Recognized by 3 More Nations
Three more countries-Czechoslovakia, Yugoslavia and Nicaragua-announced recognition of Israel yesterday, bringing the total to eight, the other five being the United States, the Soviet Union, Guatemala, Uruguay and Poland.
At Paris, the French Cabinet authorized Foreign Minister Georges Bidault to give de facto recognition to the new Jewish state any time he felt the step should be taken.
Jewish Agency Arranges Air-Mail Link to Israel
A special air-mall service to Israel via chartered planes was announced here yesterday by the Jewish Agency for Palestine. The agency described the arrangement as an interim service, to be available until normal postal routes to the new Jewish state are open.
The service will be handled by Palestine Emergency Deliveries, Inc.. and will operate at least one and perhaps three planes a week from La Guardia Field.
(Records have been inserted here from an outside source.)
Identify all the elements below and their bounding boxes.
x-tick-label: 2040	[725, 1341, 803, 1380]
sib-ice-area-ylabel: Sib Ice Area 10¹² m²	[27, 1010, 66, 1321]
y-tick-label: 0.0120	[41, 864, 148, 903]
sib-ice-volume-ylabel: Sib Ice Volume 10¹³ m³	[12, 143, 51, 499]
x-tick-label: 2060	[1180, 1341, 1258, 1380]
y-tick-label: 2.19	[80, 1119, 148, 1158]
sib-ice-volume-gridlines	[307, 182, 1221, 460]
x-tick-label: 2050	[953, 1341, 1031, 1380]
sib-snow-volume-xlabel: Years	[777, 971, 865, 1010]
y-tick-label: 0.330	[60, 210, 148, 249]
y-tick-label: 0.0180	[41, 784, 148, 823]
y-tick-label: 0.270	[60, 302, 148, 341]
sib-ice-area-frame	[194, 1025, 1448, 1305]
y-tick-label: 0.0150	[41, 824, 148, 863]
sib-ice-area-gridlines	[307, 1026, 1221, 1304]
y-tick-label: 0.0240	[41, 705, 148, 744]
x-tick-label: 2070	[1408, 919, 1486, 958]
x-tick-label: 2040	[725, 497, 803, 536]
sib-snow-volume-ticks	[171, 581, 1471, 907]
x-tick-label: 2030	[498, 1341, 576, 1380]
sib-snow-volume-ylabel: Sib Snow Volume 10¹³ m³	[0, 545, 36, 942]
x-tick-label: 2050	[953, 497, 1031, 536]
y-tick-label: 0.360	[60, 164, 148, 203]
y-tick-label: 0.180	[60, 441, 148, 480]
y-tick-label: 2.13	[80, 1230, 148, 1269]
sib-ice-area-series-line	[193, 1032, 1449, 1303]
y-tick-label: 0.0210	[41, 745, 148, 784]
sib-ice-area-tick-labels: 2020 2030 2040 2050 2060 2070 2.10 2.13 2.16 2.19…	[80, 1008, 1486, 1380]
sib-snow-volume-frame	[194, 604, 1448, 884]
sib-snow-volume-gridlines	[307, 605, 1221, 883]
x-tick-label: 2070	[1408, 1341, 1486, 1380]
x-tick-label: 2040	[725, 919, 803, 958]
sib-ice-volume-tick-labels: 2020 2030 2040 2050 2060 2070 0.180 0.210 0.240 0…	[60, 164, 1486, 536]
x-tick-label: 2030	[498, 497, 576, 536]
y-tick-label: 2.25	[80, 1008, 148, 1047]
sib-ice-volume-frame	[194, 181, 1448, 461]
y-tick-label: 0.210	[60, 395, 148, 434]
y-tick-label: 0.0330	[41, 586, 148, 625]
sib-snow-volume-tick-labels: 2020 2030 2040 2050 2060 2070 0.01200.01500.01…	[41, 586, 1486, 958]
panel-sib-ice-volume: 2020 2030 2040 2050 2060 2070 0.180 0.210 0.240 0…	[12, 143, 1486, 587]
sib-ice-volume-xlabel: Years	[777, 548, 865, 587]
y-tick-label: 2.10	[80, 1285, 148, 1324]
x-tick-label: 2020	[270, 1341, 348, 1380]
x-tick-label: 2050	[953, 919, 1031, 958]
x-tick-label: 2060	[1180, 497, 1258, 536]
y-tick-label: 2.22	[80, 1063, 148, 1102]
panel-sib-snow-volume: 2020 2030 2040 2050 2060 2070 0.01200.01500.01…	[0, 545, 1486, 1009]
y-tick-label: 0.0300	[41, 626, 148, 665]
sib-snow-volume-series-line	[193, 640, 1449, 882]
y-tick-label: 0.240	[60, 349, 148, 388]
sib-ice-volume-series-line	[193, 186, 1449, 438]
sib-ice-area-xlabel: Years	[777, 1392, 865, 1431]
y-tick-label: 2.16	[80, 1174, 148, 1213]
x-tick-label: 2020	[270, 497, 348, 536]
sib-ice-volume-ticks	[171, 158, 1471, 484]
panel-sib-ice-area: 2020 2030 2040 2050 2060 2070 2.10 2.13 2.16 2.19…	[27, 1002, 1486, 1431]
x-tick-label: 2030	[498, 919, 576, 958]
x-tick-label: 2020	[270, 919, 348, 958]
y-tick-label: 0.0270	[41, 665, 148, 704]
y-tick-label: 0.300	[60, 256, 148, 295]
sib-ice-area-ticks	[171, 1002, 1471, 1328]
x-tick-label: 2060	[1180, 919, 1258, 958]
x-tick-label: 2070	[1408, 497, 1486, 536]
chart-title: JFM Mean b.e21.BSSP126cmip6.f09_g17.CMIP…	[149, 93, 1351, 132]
The agency said the planes would also carry passengers. Landing point will be Tel Aviv.
The rates for the new service will be 25 cents a half ounce in addition to the regular United States air-mail charge of 25 cents a half ounce. The mail will be canceled at the headquarters of the Palestine Emergency Deliveries, Inc., and letters should be sent enclosed in another envelope which contains the service fee to the organization’s offices at 16 East Sixty-sixth Street.